In the silence that followed, I realized no one had. No one even mentioned her name. When she left it was as if she had never existed at all.
“I was right there the whole time, Kaylie,” she said. “The whole damn time.”
We hung up with promises to keep in touch, but we never did. Time passed the same as always, and still, she remained a memory who flitted in the back of my mind.
“Do you think Pap… you know,” I asked my mother. “Do you think she’s brainwashed?”
“She’s something,” she said. “And it ain’t right.“
I found her Facebook account and check in every few weeks.
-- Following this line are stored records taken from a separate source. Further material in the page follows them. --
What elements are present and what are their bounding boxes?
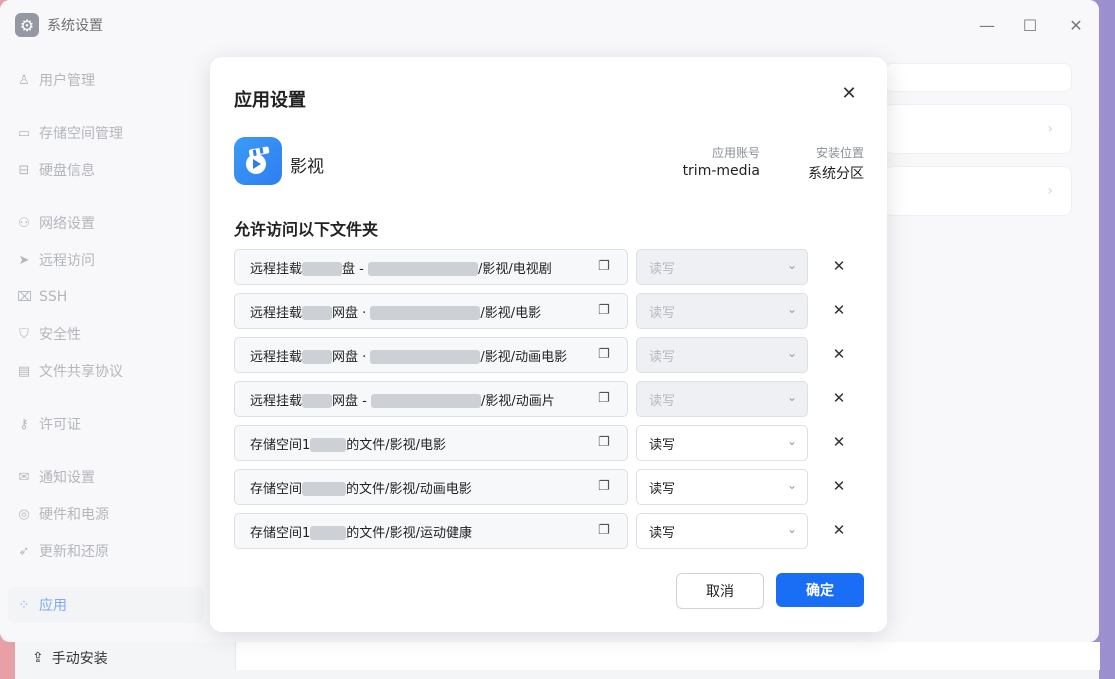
- remove-row-icon[interactable]: ✕: [830, 345, 848, 363]
- folder-path: 存储空间1 的文件/影视/运动健康 ❐: [234, 513, 628, 549]
- copy-icon[interactable]: ❐: [598, 259, 612, 274]
- cancel-button[interactable]: 取消: [676, 573, 764, 609]
- folder-path: 远程挂载 网盘 · /影视/动画电影 ❐: [234, 337, 628, 373]
- account-value: trim-media: [682, 163, 760, 179]
- copy-icon[interactable]: ❐: [598, 435, 612, 450]
- redacted: [370, 350, 481, 364]
- app-logo-icon: [234, 137, 282, 185]
- bottom-bar: [15, 642, 1100, 679]
- folder-path: 远程挂载 网盘 · /影视/电影 ❐: [234, 293, 628, 329]
- chevron-down-icon: ⌄: [786, 302, 797, 316]
- folder-row: 远程挂载 网盘 - /影视/动画片 ❐ 读写 ⌄ ✕: [234, 381, 864, 417]
- app-settings-dialog: 应用设置 ✕ 影视 应用账号 trim-media 安装位置 系统分区 允许访问…: [210, 57, 887, 632]
- remove-row-icon[interactable]: ✕: [830, 257, 848, 275]
- folder-path: 存储空间 的文件/影视/动画电影 ❐: [234, 469, 628, 505]
- chevron-down-icon: ⌄: [786, 522, 797, 536]
- redacted: [302, 482, 347, 496]
- redacted: [370, 394, 481, 408]
- chevron-down-icon: ⌄: [786, 434, 797, 448]
- redacted: [310, 526, 347, 540]
- content-panel: [235, 642, 1100, 670]
- dialog-title: 应用设置: [234, 90, 306, 111]
- copy-icon[interactable]: ❐: [598, 347, 612, 362]
- redacted: [302, 306, 333, 320]
- folder-row: 远程挂载 网盘 · /影视/电影 ❐ 读写 ⌄ ✕: [234, 293, 864, 329]
- folder-path: 远程挂载 网盘 - /影视/动画片 ❐: [234, 381, 628, 417]
- redacted: [370, 306, 481, 320]
- confirm-button[interactable]: 确定: [776, 573, 864, 607]
- manual-install-button[interactable]: ⇪ 手动安装: [32, 648, 108, 668]
- remove-row-icon[interactable]: ✕: [830, 389, 848, 407]
- remove-row-icon[interactable]: ✕: [830, 477, 848, 495]
- folder-row: 存储空间 的文件/影视/动画电影 ❐ 读写 ⌄ ✕: [234, 469, 864, 505]
- chevron-down-icon: ⌄: [786, 258, 797, 272]
- remove-row-icon[interactable]: ✕: [830, 433, 848, 451]
- copy-icon[interactable]: ❐: [598, 479, 612, 494]
- redacted: [302, 262, 343, 276]
- redacted: [367, 262, 478, 276]
- remove-row-icon[interactable]: ✕: [830, 301, 848, 319]
- copy-icon[interactable]: ❐: [598, 303, 612, 318]
- section-title: 允许访问以下文件夹: [234, 220, 379, 239]
- copy-icon[interactable]: ❐: [598, 391, 612, 406]
- folder-row: 远程挂载 网盘 · /影视/动画电影 ❐ 读写 ⌄ ✕: [234, 337, 864, 373]
- redacted: [302, 350, 333, 364]
- app-name: 影视: [290, 157, 324, 177]
- permission-select[interactable]: 读写 ⌄: [636, 293, 808, 329]
- remove-row-icon[interactable]: ✕: [830, 521, 848, 539]
- permission-select[interactable]: 读写 ⌄: [636, 425, 808, 461]
- location-label: 安装位置: [815, 146, 864, 160]
- redacted: [310, 438, 347, 452]
- permission-select[interactable]: 读写 ⌄: [636, 381, 808, 417]
- permission-select[interactable]: 读写 ⌄: [636, 469, 808, 505]
- close-icon[interactable]: ✕: [837, 83, 861, 107]
- folder-row: 存储空间1 的文件/影视/运动健康 ❐ 读写 ⌄ ✕: [234, 513, 864, 549]
- chevron-down-icon: ⌄: [786, 346, 797, 360]
- folder-path: 存储空间1 的文件/影视/电影 ❐: [234, 425, 628, 461]
- chevron-down-icon: ⌄: [786, 390, 797, 404]
- redacted: [302, 394, 333, 408]
- permission-select[interactable]: 读写 ⌄: [636, 249, 808, 285]
- account-label: 应用账号: [711, 146, 760, 160]
- upload-icon: ⇪: [32, 650, 44, 666]
- permission-select[interactable]: 读写 ⌄: [636, 337, 808, 373]
- folder-path: 远程挂载盘 - /影视/电视剧 ❐: [234, 249, 628, 285]
- folder-row: 存储空间1 的文件/影视/电影 ❐ 读写 ⌄ ✕: [234, 425, 864, 461]
- folder-row: 远程挂载盘 - /影视/电视剧 ❐ 读写 ⌄ ✕: [234, 249, 864, 285]
- permission-select[interactable]: 读写 ⌄: [636, 513, 808, 549]
- location-value: 系统分区: [808, 166, 864, 182]
- copy-icon[interactable]: ❐: [598, 523, 612, 538]
- chevron-down-icon: ⌄: [786, 478, 797, 492]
She’s friendless in North Carolina, but she has a pitbull named Noodle. He stands by the door and protects her when Damien’s out.
The last time we spoke on the phone, she asked me to visit her.
“It’s lonely over here, and I hate being alone.”
“Me, too,” I said. “It’s scary.”
“It is! It really is. It feels like something’s watching me.”
“Try sleeping with your head under the blankets,” I said. “It helps.”
“That’s good. That’s really good.”
I think about her whenever I’m scared. I wonder if she feels the same kind of afraid that I do, especially when the lights are out, and it’s windy, and the door creaks open. Just an inch.